Clinical Trial Phases and Drug Development

There is a very long and expensive development and approval process before a drug makes it to market. Most cancer drugs follow a similar overarching drug development path. This traditional pathway can take up to 15 years, but efforts have been made by industry to reduce this timeline. 

All drugs start in the lab – the lab may be private, or in a university, hospital or specialist cancer center – but generally this early research is no longer done by pharmaceutical companies. This starting point is called basic or pre-clinical research. There are usually 3 stages before a drug can be approved: 

  1. Pre-clinical, or basic research 
  2. Approvals and funding process 
  3. Phase 1, Phase 2 and Phase 3 Clinical Trials


Pre-clinical, or basic research

Researchers test a new drug in the laboratory to see how effective it may be at treating a patient’s cancer. At this stage it may not be known if it is a potentially helpful drug, so patients are not involved at this stage.

This pre-clinical stage can take several years. For example, the University of Edinburgh project that we funded took 3 years to complete its lab work. If results from basic research studies are positive, the new drug or approach might then begin to be tested on patients in a clinical trial.

Approvals and funding process

All trials and studies go through an approval and funding process. This includes: 

  • Peer review. The detailed plan which outlines how the trial will run is called the protocol, and this will be reviewed by an external group which includes scientists, doctors and patients. This review process by these external individuals is known as peer review. They will look at the trial design, whether the team has thought about all the possible issues and who they will recruit. Patient Information Sheets (PIS) are also developed at this point for recruitment. 
  • Ethical approval. The trial protocol and PIS are then reviewed by a Research Ethics Committee – they decide if the trial is safe and ethical, and whether it can go ahead or not.
  • Registering the trial. There are a number of different international registries, including the WHO registry and

Phase 1, Phase 2 and Phase 3 Clinical trials

If the drug proves to be potentially effective and beneficial in the laboratory and appears safe to give to patients, researchers might begin to treat a small number of patients on a phase 1 study, also known as early phase trials.

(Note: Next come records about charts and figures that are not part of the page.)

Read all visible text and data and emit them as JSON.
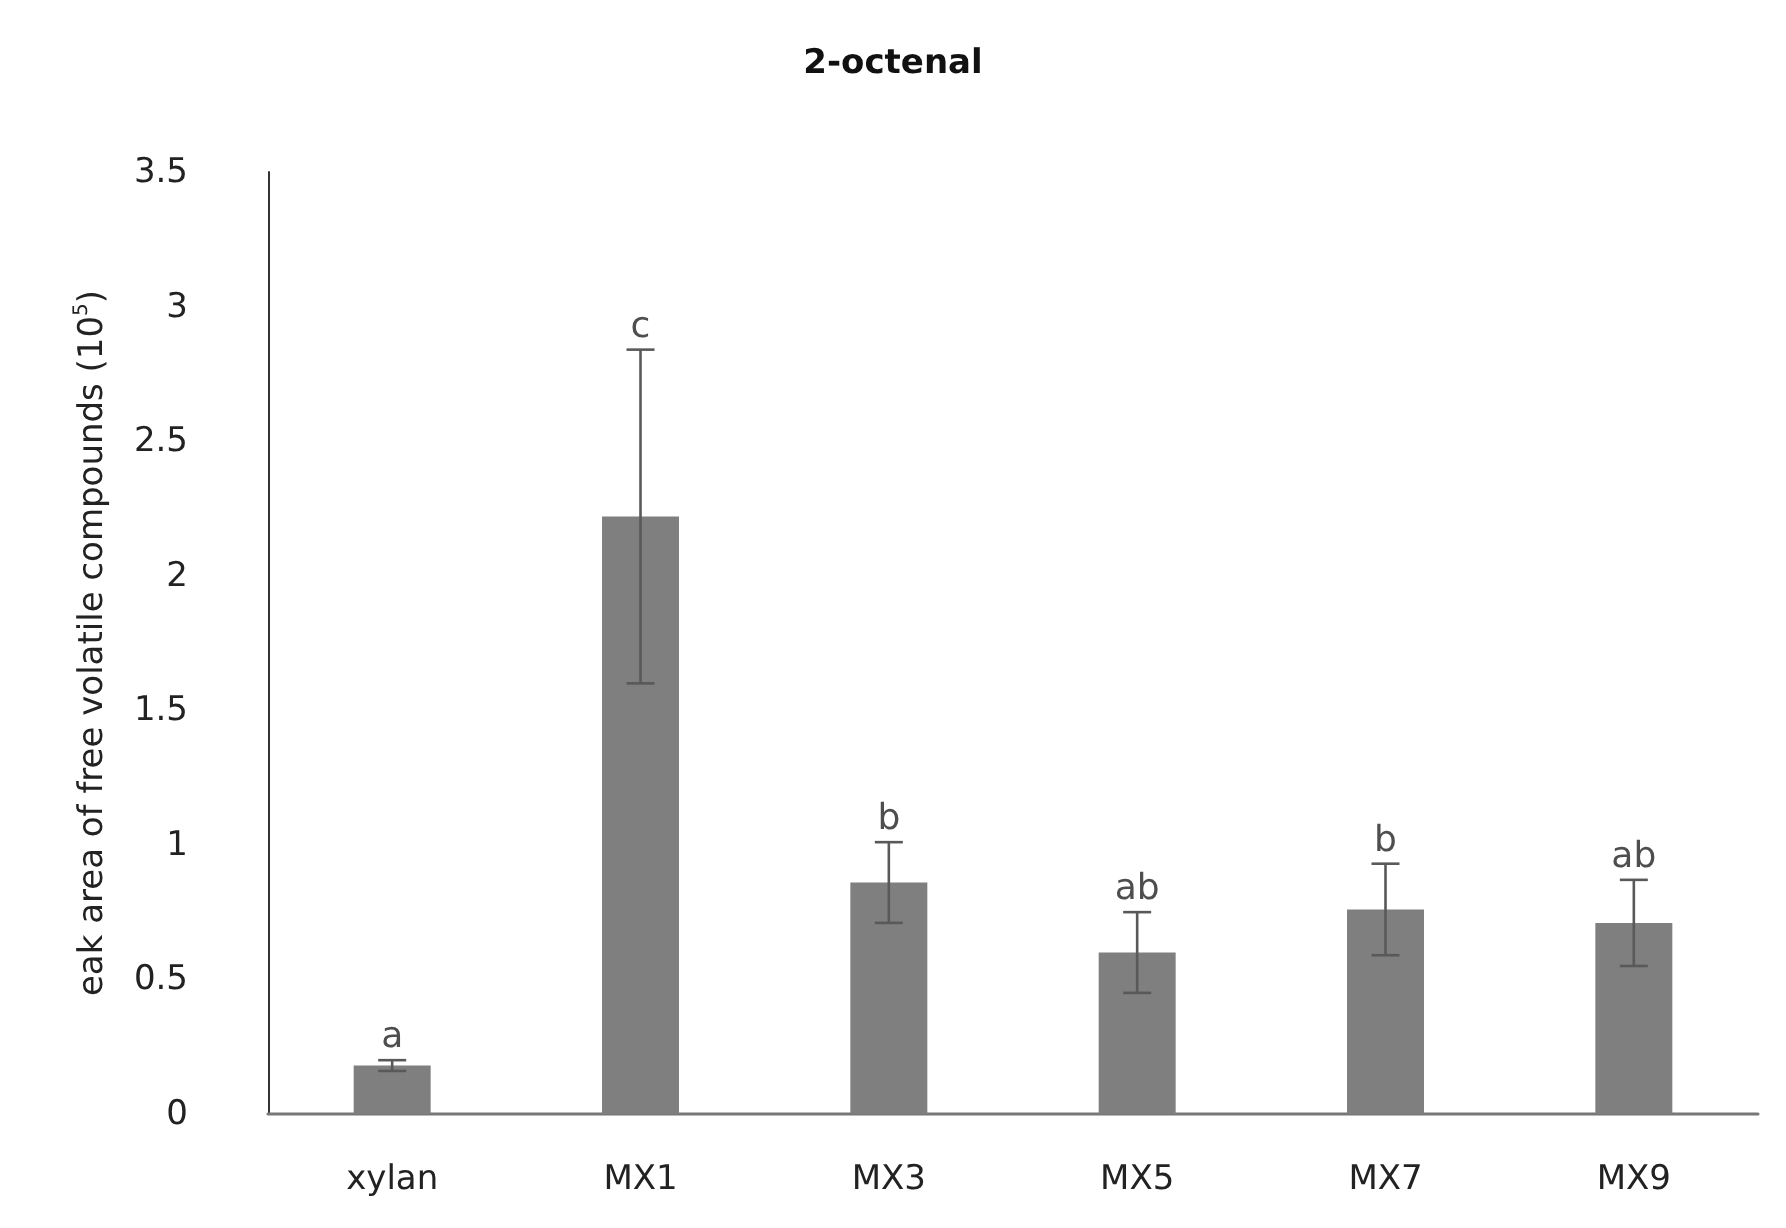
{
  "chart_data": {
    "type": "bar",
    "title": "2-octenal",
    "ylabel": "eak area of free volatile compounds (10$^{5}$)",
    "categories": [
      "xylan",
      "MX1",
      "MX3",
      "MX5",
      "MX7",
      "MX9"
    ],
    "values": [
      0.18,
      2.22,
      0.86,
      0.6,
      0.76,
      0.71
    ],
    "errors": [
      0.02,
      0.62,
      0.15,
      0.15,
      0.17,
      0.16
    ],
    "color": "#7f7f7f",
    "ylim": [
      0,
      3.5
    ],
    "yticks": [
      0,
      0.5,
      1,
      1.5,
      2,
      2.5,
      3,
      3.5
    ],
    "grid": false,
    "annotations": [
      {
        "text": "a",
        "x": "xylan",
        "y": 0.2
      },
      {
        "text": "c",
        "x": "MX1",
        "y": 2.84
      },
      {
        "text": "b",
        "x": "MX3",
        "y": 1.01
      },
      {
        "text": "ab",
        "x": "MX5",
        "y": 0.75
      },
      {
        "text": "b",
        "x": "MX7",
        "y": 0.93
      },
      {
        "text": "ab",
        "x": "MX9",
        "y": 0.87
      }
    ]
  }
}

These trials usually involve only one drug rather than a combination of drugs. Typically the main aim of a phase 1 trial is to investigate toxicity and a safe dosage of the drug.

In phase 1 trials researchers are aiming to find out the following:
• How much of the drug is safe to give to a patient?
• What are the side effects of giving the drug?
• Does the drug have any effect on the patient’s cancer?

Phase 2 studies can last from several months up to several years. They recruit more patients than a phase 1 trial and further investigate potential adverse effects and the correct dosage for patients. If the phase 2 study meets its objectives, the new treatment may continue onto a phase 3 trial. 

In phase 2 trials researchers are aiming to find out the following:
• What are the side effects of the drug and how can they be managed?
• What type of cancer is the drug effective for?
• What effect is the drug having against the cancer?

Phase 3 clinical trials are larger and can last for several years – they may include several hundred to even several thousand patients.

The purpose of phase 3 trials is to evaluate the safety and efficacy of the drug in a larger group of people, and the results from these trials are typically used in the final application process. Phase 3 trials are often comparing the current standard of treatment against the new drug to see if it performs better. 

In phase 3 trials researchers are aiming to find out the following:
• Is the new drug as good as the current standard of care treatment?
• Is it better than the standard cancer treatment?
• Does it have fewer side effects?

Once a new drug has successfully completed clinical trials, it will be submitted to the MHRA in the UK for authorisation. If licensed the drug company will then submit it to NICE in England and separately to the SMC in Scotland for use. This can lead to disparities across the UK where a drug might be available on the NHS in one country but not in another.